Capítulo I – A Ciência da DeduçãoSherlock Holmes tirou o frasco do canto da prateleira do fogão e a seringa hipodérmica do seu arrumado estojo de marroquim. Com os seus dedos longos, brancos, nervosos, ajustou a delicada agulha e arregaçou a manga esquerda da camisa. Durante alguns instantes fitou pensativamente o antebraço e o pulso, com tendões salientes e cheios de marcas e cicatrizes das inúmeras picadas. Por fim, espetou certeiramente a ponta aguçada, comprimiu o pequeno êmbolo e afundou-se nos estofos de veludo da cadeira de braços, soltando um longo suspiro de satisfação.

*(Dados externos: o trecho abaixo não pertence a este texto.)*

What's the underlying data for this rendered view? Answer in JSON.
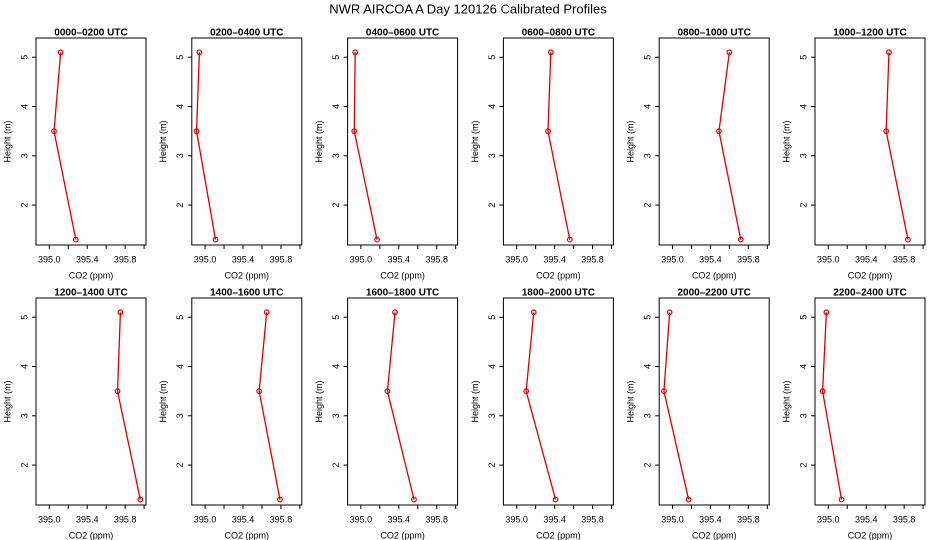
{
  "title": "NWR AIRCOA A  Day 120126  Calibrated Profiles",
  "chart_data": [
    {
      "type": "line",
      "title": "0000–0200 UTC",
      "xlabel": "CO2 (ppm)",
      "ylabel": "Height (m)",
      "series": [
        {
          "color": "#dd0000",
          "x": [
            395.12,
            395.05,
            395.28
          ],
          "values": [
            5.1,
            3.5,
            1.3
          ]
        }
      ],
      "xlim": [
        394.86,
        396.02
      ],
      "xticks": [
        {
          "value": 395.0,
          "label": "395.0"
        },
        {
          "value": 395.4,
          "label": "395.4"
        },
        {
          "value": 395.8,
          "label": "395.8"
        }
      ],
      "xminor_ticks": [
        395.2,
        395.6,
        396.0
      ],
      "ylim": [
        1.19,
        5.39
      ],
      "yticks": [
        2,
        3,
        4,
        5
      ]
    },
    {
      "type": "line",
      "title": "0200–0400 UTC",
      "xlabel": "CO2 (ppm)",
      "ylabel": "Height (m)",
      "series": [
        {
          "color": "#dd0000",
          "x": [
            394.94,
            394.91,
            395.11
          ],
          "values": [
            5.1,
            3.5,
            1.3
          ]
        }
      ],
      "xlim": [
        394.86,
        396.02
      ],
      "xticks": [
        {
          "value": 395.0,
          "label": "395.0"
        },
        {
          "value": 395.4,
          "label": "395.4"
        },
        {
          "value": 395.8,
          "label": "395.8"
        }
      ],
      "xminor_ticks": [
        395.2,
        395.6,
        396.0
      ],
      "ylim": [
        1.19,
        5.39
      ],
      "yticks": [
        2,
        3,
        4,
        5
      ]
    },
    {
      "type": "line",
      "title": "0400–0600 UTC",
      "xlabel": "CO2 (ppm)",
      "ylabel": "Height (m)",
      "series": [
        {
          "color": "#dd0000",
          "x": [
            394.94,
            394.93,
            395.17
          ],
          "values": [
            5.1,
            3.5,
            1.3
          ]
        }
      ],
      "xlim": [
        394.86,
        396.02
      ],
      "xticks": [
        {
          "value": 395.0,
          "label": "395.0"
        },
        {
          "value": 395.4,
          "label": "395.4"
        },
        {
          "value": 395.8,
          "label": "395.8"
        }
      ],
      "xminor_ticks": [
        395.2,
        395.6,
        396.0
      ],
      "ylim": [
        1.19,
        5.39
      ],
      "yticks": [
        2,
        3,
        4,
        5
      ]
    },
    {
      "type": "line",
      "title": "0600–0800 UTC",
      "xlabel": "CO2 (ppm)",
      "ylabel": "Height (m)",
      "series": [
        {
          "color": "#dd0000",
          "x": [
            395.36,
            395.33,
            395.56
          ],
          "values": [
            5.1,
            3.5,
            1.3
          ]
        }
      ],
      "xlim": [
        394.86,
        396.02
      ],
      "xticks": [
        {
          "value": 395.0,
          "label": "395.0"
        },
        {
          "value": 395.4,
          "label": "395.4"
        },
        {
          "value": 395.8,
          "label": "395.8"
        }
      ],
      "xminor_ticks": [
        395.2,
        395.6,
        396.0
      ],
      "ylim": [
        1.19,
        5.39
      ],
      "yticks": [
        2,
        3,
        4,
        5
      ]
    },
    {
      "type": "line",
      "title": "0800–1000 UTC",
      "xlabel": "CO2 (ppm)",
      "ylabel": "Height (m)",
      "series": [
        {
          "color": "#dd0000",
          "x": [
            395.6,
            395.49,
            395.72
          ],
          "values": [
            5.1,
            3.5,
            1.3
          ]
        }
      ],
      "xlim": [
        394.86,
        396.02
      ],
      "xticks": [
        {
          "value": 395.0,
          "label": "395.0"
        },
        {
          "value": 395.4,
          "label": "395.4"
        },
        {
          "value": 395.8,
          "label": "395.8"
        }
      ],
      "xminor_ticks": [
        395.2,
        395.6,
        396.0
      ],
      "ylim": [
        1.19,
        5.39
      ],
      "yticks": [
        2,
        3,
        4,
        5
      ]
    },
    {
      "type": "line",
      "title": "1000–1200 UTC",
      "xlabel": "CO2 (ppm)",
      "ylabel": "Height (m)",
      "series": [
        {
          "color": "#dd0000",
          "x": [
            395.64,
            395.61,
            395.84
          ],
          "values": [
            5.1,
            3.5,
            1.3
          ]
        }
      ],
      "xlim": [
        394.86,
        396.02
      ],
      "xticks": [
        {
          "value": 395.0,
          "label": "395.0"
        },
        {
          "value": 395.4,
          "label": "395.4"
        },
        {
          "value": 395.8,
          "label": "395.8"
        }
      ],
      "xminor_ticks": [
        395.2,
        395.6,
        396.0
      ],
      "ylim": [
        1.19,
        5.39
      ],
      "yticks": [
        2,
        3,
        4,
        5
      ]
    },
    {
      "type": "line",
      "title": "1200–1400 UTC",
      "xlabel": "CO2 (ppm)",
      "ylabel": "Height (m)",
      "series": [
        {
          "color": "#dd0000",
          "x": [
            395.75,
            395.72,
            395.96
          ],
          "values": [
            5.1,
            3.5,
            1.3
          ]
        }
      ],
      "xlim": [
        394.86,
        396.02
      ],
      "xticks": [
        {
          "value": 395.0,
          "label": "395.0"
        },
        {
          "value": 395.4,
          "label": "395.4"
        },
        {
          "value": 395.8,
          "label": "395.8"
        }
      ],
      "xminor_ticks": [
        395.2,
        395.6,
        396.0
      ],
      "ylim": [
        1.19,
        5.39
      ],
      "yticks": [
        2,
        3,
        4,
        5
      ]
    },
    {
      "type": "line",
      "title": "1400–1600 UTC",
      "xlabel": "CO2 (ppm)",
      "ylabel": "Height (m)",
      "series": [
        {
          "color": "#dd0000",
          "x": [
            395.65,
            395.57,
            395.79
          ],
          "values": [
            5.1,
            3.5,
            1.3
          ]
        }
      ],
      "xlim": [
        394.86,
        396.02
      ],
      "xticks": [
        {
          "value": 395.0,
          "label": "395.0"
        },
        {
          "value": 395.4,
          "label": "395.4"
        },
        {
          "value": 395.8,
          "label": "395.8"
        }
      ],
      "xminor_ticks": [
        395.2,
        395.6,
        396.0
      ],
      "ylim": [
        1.19,
        5.39
      ],
      "yticks": [
        2,
        3,
        4,
        5
      ]
    },
    {
      "type": "line",
      "title": "1600–1800 UTC",
      "xlabel": "CO2 (ppm)",
      "ylabel": "Height (m)",
      "series": [
        {
          "color": "#dd0000",
          "x": [
            395.36,
            395.28,
            395.56
          ],
          "values": [
            5.1,
            3.5,
            1.3
          ]
        }
      ],
      "xlim": [
        394.86,
        396.02
      ],
      "xticks": [
        {
          "value": 395.0,
          "label": "395.0"
        },
        {
          "value": 395.4,
          "label": "395.4"
        },
        {
          "value": 395.8,
          "label": "395.8"
        }
      ],
      "xminor_ticks": [
        395.2,
        395.6,
        396.0
      ],
      "ylim": [
        1.19,
        5.39
      ],
      "yticks": [
        2,
        3,
        4,
        5
      ]
    },
    {
      "type": "line",
      "title": "1800–2000 UTC",
      "xlabel": "CO2 (ppm)",
      "ylabel": "Height (m)",
      "series": [
        {
          "color": "#dd0000",
          "x": [
            395.18,
            395.1,
            395.41
          ],
          "values": [
            5.1,
            3.5,
            1.3
          ]
        }
      ],
      "xlim": [
        394.86,
        396.02
      ],
      "xticks": [
        {
          "value": 395.0,
          "label": "395.0"
        },
        {
          "value": 395.4,
          "label": "395.4"
        },
        {
          "value": 395.8,
          "label": "395.8"
        }
      ],
      "xminor_ticks": [
        395.2,
        395.6,
        396.0
      ],
      "ylim": [
        1.19,
        5.39
      ],
      "yticks": [
        2,
        3,
        4,
        5
      ]
    },
    {
      "type": "line",
      "title": "2000–2200 UTC",
      "xlabel": "CO2 (ppm)",
      "ylabel": "Height (m)",
      "series": [
        {
          "color": "#dd0000",
          "x": [
            394.97,
            394.91,
            395.17
          ],
          "values": [
            5.1,
            3.5,
            1.3
          ]
        }
      ],
      "xlim": [
        394.86,
        396.02
      ],
      "xticks": [
        {
          "value": 395.0,
          "label": "395.0"
        },
        {
          "value": 395.4,
          "label": "395.4"
        },
        {
          "value": 395.8,
          "label": "395.8"
        }
      ],
      "xminor_ticks": [
        395.2,
        395.6,
        396.0
      ],
      "ylim": [
        1.19,
        5.39
      ],
      "yticks": [
        2,
        3,
        4,
        5
      ]
    },
    {
      "type": "line",
      "title": "2200–2400 UTC",
      "xlabel": "CO2 (ppm)",
      "ylabel": "Height (m)",
      "series": [
        {
          "color": "#dd0000",
          "x": [
            394.98,
            394.94,
            395.14
          ],
          "values": [
            5.1,
            3.5,
            1.3
          ]
        }
      ],
      "xlim": [
        394.86,
        396.02
      ],
      "xticks": [
        {
          "value": 395.0,
          "label": "395.0"
        },
        {
          "value": 395.4,
          "label": "395.4"
        },
        {
          "value": 395.8,
          "label": "395.8"
        }
      ],
      "xminor_ticks": [
        395.2,
        395.6,
        396.0
      ],
      "ylim": [
        1.19,
        5.39
      ],
      "yticks": [
        2,
        3,
        4,
        5
      ]
    }
  ]
}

Três vezes por dia, desde há muitos meses, eu presenciara este acto, mas o hábito não levara o meu espírito a aceitá-lo. Pelo contrário, de dia para dia aquela cena irritava-me cada vez mais, e pesava-me a consciência ao pensar que me faltara a coragem para protestar. Uma e outra vez jurara a mim próprio que desabafaria acerca do assunto; mas aquele ar calmo e indiferente do meu companheiro fazia dele a última pessoa com quem se desejaria ser inconveniente. As suas enormes faculdades, o ar magistral e a experiência que já tivera das suas muitas e extraordinárias qualidades, tudo me fazia encarar com hesitação e reserva qualquer controvérsia.
Naquela tarde, contudo, não sei se por causa do Beaune que bebera ao almoço, se por estar mais exasperado devido à extrema premeditação da sua atitude, senti repentinamente que não me podia calar por mais tempo.
- Hoje o que é - perguntei -, morfina ou cocaína? Levantou os olhos languidamente do velho livro que abrira.
- É cocaína - respondeu -, uma solução a sete por cento. Quer experimentar?
- Claro que não - respondi bruscamente. - O meu organismo ainda não recuperou desde a campanha afegã.